JNTU Mechanics Of Fluids Exam Paper Nov 2008

(Aeronautical Engineering)

SET-1

1. (a) Write a note on viscosity and compressibility.

(b) Calculate the velocity gradient at distances of 0,10,15 cm from the boundary

if the velocity profile is a parabola given by u =Ay2 + By + C and with

the vertex 15cm from the boundary, where the velocity is 100 cm/sec. Also

calculate the shear stress at these points if the fluid has a viscosity of 8.2 poise.

[8+8]

2. (a) What are the methods available for describing the fluid flow? and explain

each method.

(b) A circular pipe 10 cm in diameter has 2 m length which is porous, In this

porous section the velocity of exit is known to be constant. If the velocities

at the inlet and outlet of the porous section are 2.0 m/sec and 1.2 m/sec

respectively, estimate (i) the discharge emitted out through the walls of the

porous pipe and (ii) the average velocity of this emitted discharge. [8+8]

3. (a) State the momentum equation. How will you apply momentum equation for

determining the force exerted by a flowing liquid on a pipe bend?

(b) A nozzle at the end of a 80 mm hose produces a jet 40 mm in diameter.

Determine the force on the joint at the base of the nozzle when it is discharging

1200 liters of water per minute. [8+8]

4. (a) Describe with the help of neat sketch, the variation of drag coefficient for a

cylinder over a wide range of Reynolds number.

(b) Oil with a free stream velocity of 3 m/s flows over a thin plate 1.25-m wide

and 2 m long. Determine the boundary layer thickness and the shear stress

at mid ? length and calculate the total, double-sided resistance of the plate.

Take Density = 860 kg/m3andv = 10?3. [8+8]

5. (a) What is the relation between pressure and density of a compressible fluid for

(i) Isothermal (ii) adiabatic process

(b) Air ,thermodynamic state of which given by pressure

P = 230 kN/m2 and temperature = 300 K is moving at a velocity

V= 250 m/s .Calculate the stagnation pressure if

(i) compressibility is neglected (ii) compressibility account for. [8+8]

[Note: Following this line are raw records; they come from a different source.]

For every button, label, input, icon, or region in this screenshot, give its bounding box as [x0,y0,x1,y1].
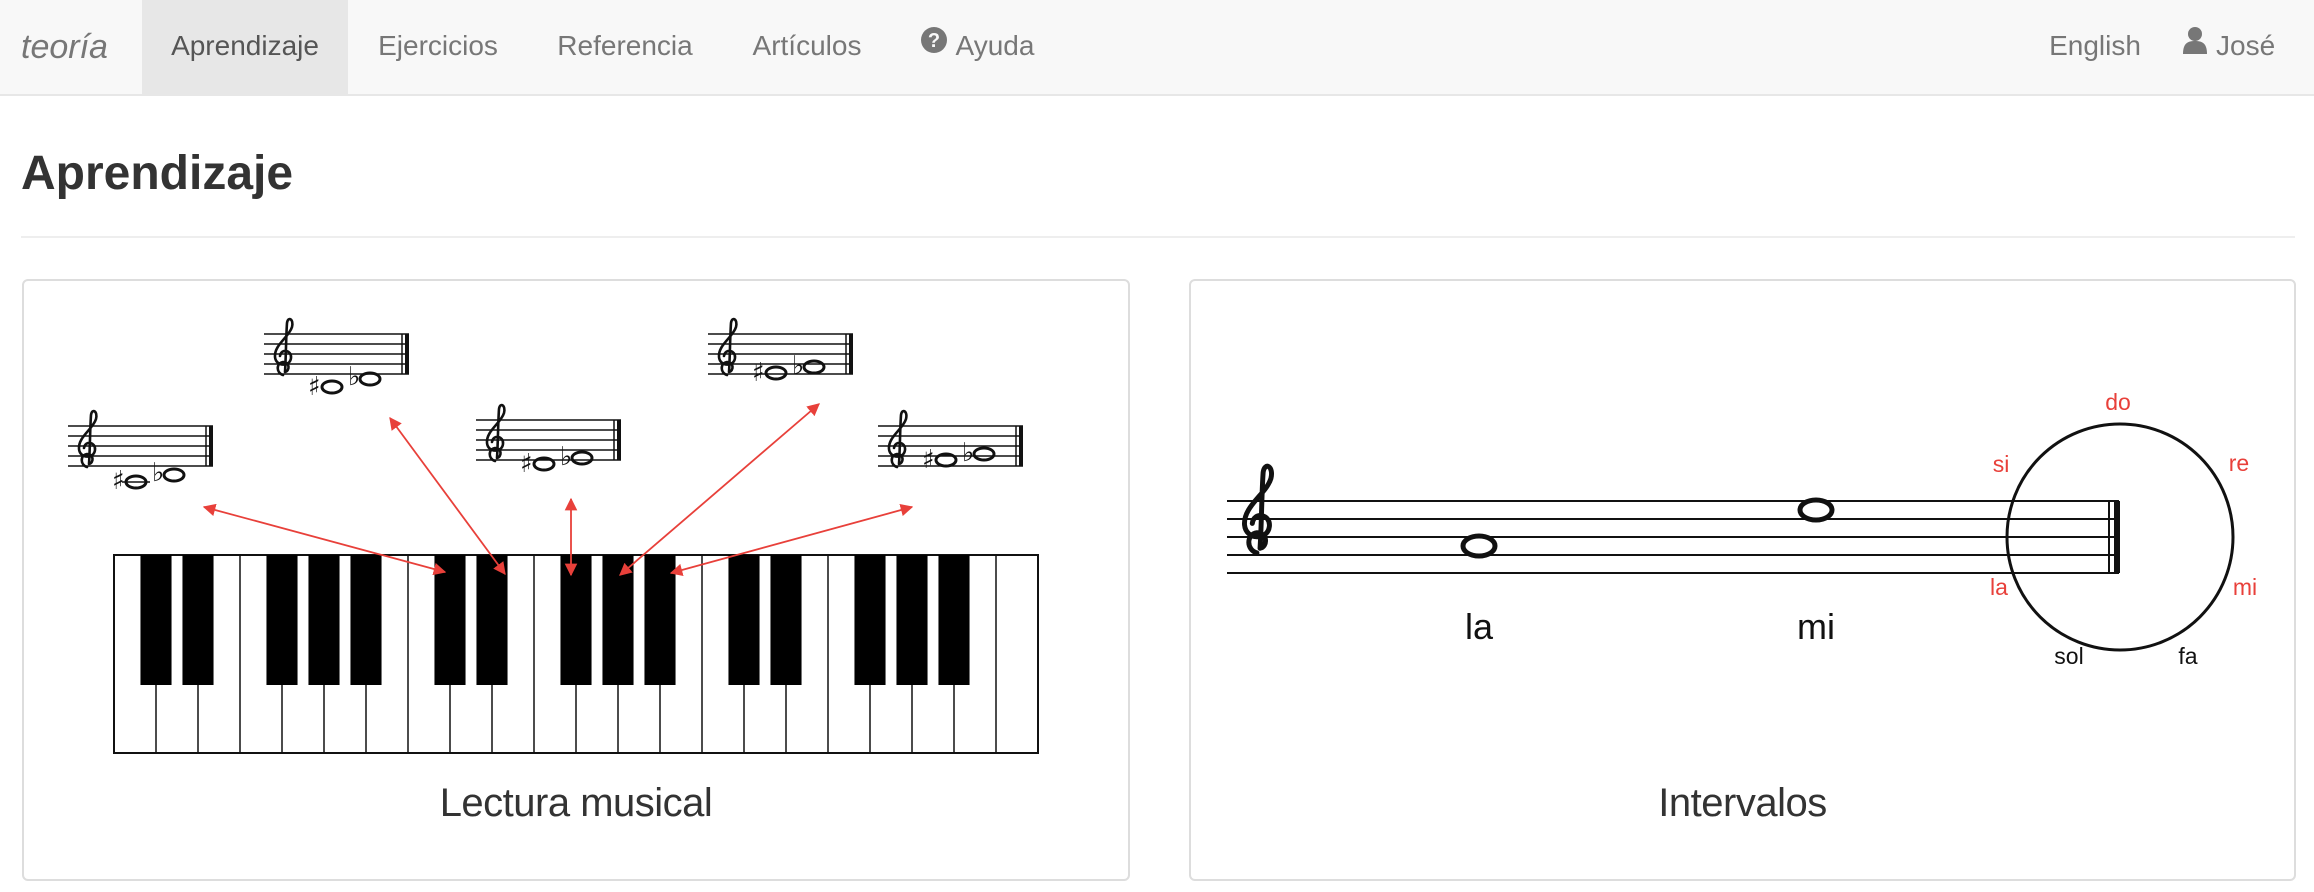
brand-logo[interactable]: teoría [21,0,108,96]
circle-label-sol: sol [2054,643,2083,669]
black-key [728,555,760,685]
black-key [182,555,214,685]
card-lectura-musical[interactable]: ♯ ♭ ♯ ♭ ♯ ♭ ♯ ♭ ♯ ♭ Lectura musical [22,279,1130,881]
nav-articulos-label: Artículos [752,30,862,61]
note-mi [1797,497,1835,523]
question-circle-icon: ? [920,0,948,91]
svg-text:♯: ♯ [112,466,125,496]
circle-label-re: re [2229,450,2249,476]
staff-d: ♯ ♭ [708,317,853,388]
black-key [644,555,676,685]
black-key [350,555,382,685]
language-label: English [2049,30,2141,61]
black-key [308,555,340,685]
language-selector[interactable]: English [2028,0,2162,94]
black-key [560,555,592,685]
staff-a: ♯ ♭ [68,409,213,496]
card-intervalos[interactable]: la mi do re mi fa sol la si Intervalos [1189,279,2296,881]
note-la [1460,533,1498,559]
svg-text:?: ? [927,30,939,52]
nav-ayuda-label: Ayuda [955,30,1035,61]
black-key [854,555,886,685]
svg-text:♯: ♯ [752,358,765,388]
black-key [896,555,928,685]
black-key [476,555,508,685]
svg-text:♭: ♭ [152,458,164,488]
card-caption-lectura: Lectura musical [439,781,713,825]
nav-aprendizaje-label: Aprendizaje [171,30,319,61]
treble-clef-icon [1242,463,1274,556]
svg-text:♯: ♯ [520,449,533,479]
staff-b: ♯ ♭ [264,317,409,402]
svg-text:♭: ♭ [792,351,804,381]
black-key [938,555,970,685]
staff-e: ♯ ♭ [878,409,1023,475]
card-caption-intervalos: Intervalos [1658,781,1827,825]
black-key [266,555,298,685]
svg-text:♭: ♭ [962,438,974,468]
circle-label-fa: fa [2178,643,2197,669]
circle-label-si: si [1993,451,2010,477]
circle-label-mi: mi [2233,574,2257,600]
svg-text:♯: ♯ [922,445,935,475]
svg-text:♯: ♯ [308,372,321,402]
nav-ayuda[interactable]: ? Ayuda [892,0,1062,94]
black-key [602,555,634,685]
note-label-la: la [1465,606,1494,647]
nav-ejercicios[interactable]: Ejercicios [348,0,528,94]
nav-ejercicios-label: Ejercicios [378,30,498,61]
header-divider [21,236,2295,238]
user-menu[interactable]: José [2182,0,2304,94]
nav-referencia[interactable]: Referencia [528,0,722,94]
note-label-mi: mi [1797,606,1835,647]
interval-staff [1227,500,2119,574]
black-key [770,555,802,685]
top-navbar: teoría Aprendizaje Ejercicios Referencia… [0,0,2314,96]
nav-articulos[interactable]: Artículos [722,0,892,94]
nav-aprendizaje[interactable]: Aprendizaje [142,0,348,94]
black-key [140,555,172,685]
staff-c: ♯ ♭ [476,403,621,479]
circle-label-do: do [2105,389,2131,415]
black-key [434,555,466,685]
page-title: Aprendizaje [21,147,294,200]
piano-keyboard [113,554,1039,754]
svg-text:♭: ♭ [348,362,360,392]
user-icon [2182,0,2208,91]
nav-referencia-label: Referencia [557,30,693,61]
circle-label-la: la [1990,574,2008,600]
svg-text:♭: ♭ [560,442,572,472]
user-name: José [2216,30,2276,61]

6. (a) Derive an expression for mean velocity of flow for laminar flow through inclined

pipes.

(b) Derive the necessary condition for mean velocity for the laminar flow between

parallel flat plates when both the plates are at rest. [8+8]

7. (a) Explain the terms Pipes in parallel, Equivalent pipe and Equivalent size of

the pipe.

(b) Determine the difference in the elevations between the water surfaces in the

two tanks which are connected by a horizontal pipe of diameter 30cm and

length 400m. The rate of flow of water through the pipe is 300 lit/sec. Neglect

the minor losses and take the value of f=0.008 . [8+8]

8. (a) A pipe containing water at 172 kN/m2 pressure is connected by a differential

gage to another pipe 1.5 m lower than the first pipe and containing water at

high pressure. If the difference in heights of the two mercury columns of the

gage is equal to 75 mm, what is the pressure in the lower pipe? G of mercury

= 13.6.

(b) Obtain an expression for inclined manometer and explain its use.